Page:Berlioz - Mémoires, 1870.djvu/450

La bibliothèque libre.
Cette page n’a pas encore été corrigée

Je touchai d’une main tremblante tout ce que j’apercevais : son Plutarque, son agenda, ses plumes, sa canne, sa carabine (arme innocente dont il ne se servit jamais), une de mes lettres qui se trouvait sur son bureau...

Alors Nanci, ouvrant un tiroir :

— «Tiens, cher frère, voilà sa montre, garde-la... ah ! il l’a bien souvent consultée pendant sa suprême angoisse, pour savoir combien d’heures lui restaient encore à souffrir...»

Je pris la montre : elle marchait, elle vivait... et mon père ne vivait plus.

Avant de reprendre le chemin de Paris, je voulus aussi revoir Grenoble, et la maison de mon grand-père maternel, à Meylan.

Je voulus (singulière soif de douleurs) saluer le théâtre de mes premières agitations passionnées ; je voulus enfin embrasser mon passé tout entier, m’enivrer de souvenirs, quelle que dût en être la navrante tristesse. Mes sœurs, comprenant que je devais désirer être seul dans ce pieux pèlerinage, où allaient naître pour moi tant d’impressions qui ont leur pudeur et redoutent même les plus chers témoins, restèrent à la Côte. Je sens bondir mes artères à l’idée de raconter cette excursion. Je veux le faire cependant, ne fût-ce que pour constater la persistance de certains sentiments anciens, inconciliables en apparence avec des sentiments nouveaux, et la réalité de leur coexistence dans un cœur qui ne sait rien oublier.
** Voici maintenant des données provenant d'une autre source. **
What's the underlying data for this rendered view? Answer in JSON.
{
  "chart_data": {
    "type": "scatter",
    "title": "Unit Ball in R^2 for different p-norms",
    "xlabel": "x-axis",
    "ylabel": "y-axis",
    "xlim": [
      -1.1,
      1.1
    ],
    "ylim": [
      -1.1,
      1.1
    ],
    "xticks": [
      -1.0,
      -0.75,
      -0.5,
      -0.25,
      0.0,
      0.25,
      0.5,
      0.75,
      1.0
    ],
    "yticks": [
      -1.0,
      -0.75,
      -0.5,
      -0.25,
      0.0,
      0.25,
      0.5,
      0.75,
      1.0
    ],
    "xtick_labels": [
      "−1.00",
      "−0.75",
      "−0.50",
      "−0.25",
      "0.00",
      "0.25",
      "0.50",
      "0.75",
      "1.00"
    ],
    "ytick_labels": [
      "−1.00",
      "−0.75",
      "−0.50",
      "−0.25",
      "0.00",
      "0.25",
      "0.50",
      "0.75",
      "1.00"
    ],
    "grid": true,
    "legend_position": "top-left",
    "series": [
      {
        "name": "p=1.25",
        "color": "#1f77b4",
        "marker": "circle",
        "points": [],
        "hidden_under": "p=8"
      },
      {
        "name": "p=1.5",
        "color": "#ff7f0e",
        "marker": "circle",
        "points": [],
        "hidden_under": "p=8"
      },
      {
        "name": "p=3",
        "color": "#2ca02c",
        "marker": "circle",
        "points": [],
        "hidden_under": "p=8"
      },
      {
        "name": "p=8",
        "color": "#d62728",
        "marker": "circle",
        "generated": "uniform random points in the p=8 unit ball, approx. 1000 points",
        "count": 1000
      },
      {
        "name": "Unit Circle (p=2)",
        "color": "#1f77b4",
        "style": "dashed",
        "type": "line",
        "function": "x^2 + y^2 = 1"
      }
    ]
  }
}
Cette inexorable action de la mémoire est si puissante chez moi, que je ne puis aujourd’hui voir sans peine le portrait de mon fils à l’âge de dix ans. Son aspect me fait souffrir comme si, ayant eu deux fils, il me restait seulement le grand jeune homme, la mort m’ayant enlevé le gracieux enfant.
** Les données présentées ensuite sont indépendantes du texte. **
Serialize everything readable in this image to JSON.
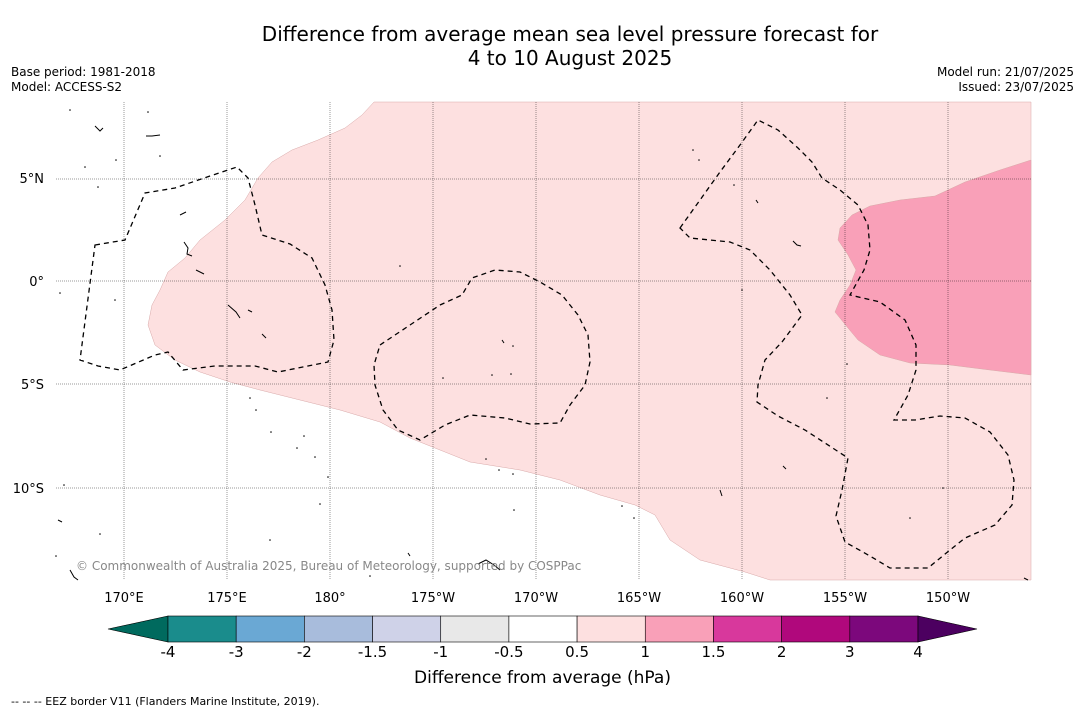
{
  "title_line1": "Difference from average mean sea level pressure forecast for",
  "title_line2": "4 to 10 August 2025",
  "base_period": "Base period: 1981-2018",
  "model": "Model: ACCESS-S2",
  "model_run": "Model run: 21/07/2025",
  "issued": "Issued: 23/07/2025",
  "copyright": "© Commonwealth of Australia 2025, Bureau of Meteorology, supported by COSPPac",
  "lat_labels": [
    "5°N",
    "0°",
    "5°S",
    "10°S"
  ],
  "lon_labels": [
    "170°E",
    "175°E",
    "180°",
    "175°W",
    "170°W",
    "165°W",
    "160°W",
    "155°W",
    "150°W"
  ],
  "colorbar": {
    "ticks": [
      "-4",
      "-3",
      "-2",
      "-1.5",
      "-1",
      "-0.5",
      "0.5",
      "1",
      "1.5",
      "2",
      "3",
      "4"
    ],
    "colors": [
      "#1a8c8c",
      "#6aa8d4",
      "#a8bcdc",
      "#cfd2e8",
      "#e8e8e8",
      "#ffffff",
      "#fde0e0",
      "#f9a0b8",
      "#d8389c",
      "#b0087c",
      "#7c087c"
    ],
    "under_color": "#006a5e",
    "over_color": "#4c0060",
    "title": "Difference from average (hPa)"
  },
  "footer": "--  --  -- EEZ border V11 (Flanders Marine Institute, 2019)."
}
J’arrivai à Grenoble à huit heures du matin. Mes cousins et mon oncle étaient à la campagne. Impatient d’ailleurs de revoir Meylan, je ne fis que traverser le faubourg et je m’acheminai à pied vers ce village... Il faisait une de ces belles journées d’automne, si pleines de charme poétique et de sérénité.

Arrivé à Meylan, devant l’habitation de mon grand-père, vendue depuis peu à l’un de ses fermiers, j’ouvre la porte, j’entre et n’y trouve personne. Le nouveau propriétaire s’était installé dans une récente construction, à l’autre extrémité du jardin.

Je m’introduis alors dans le salon, où se groupait autrefois la famille, quand nous venions passer quelques semaines auprès de notre aïeul. Le salon était toujours dans le même état, avec ses peintures grotesques et ses fantastiques oiseaux en papier de toutes couleurs collés contre le mur.

Voici le siège où dormait mon grand-père après midi, voilà son jeu de trictrac ; sur le vieux buffet j’aperçois une petite cage d’osier que j’ai construite dans mon enfance ; ici je vis valser mon oncle avec la belle Estelle... je me hâte de sortir.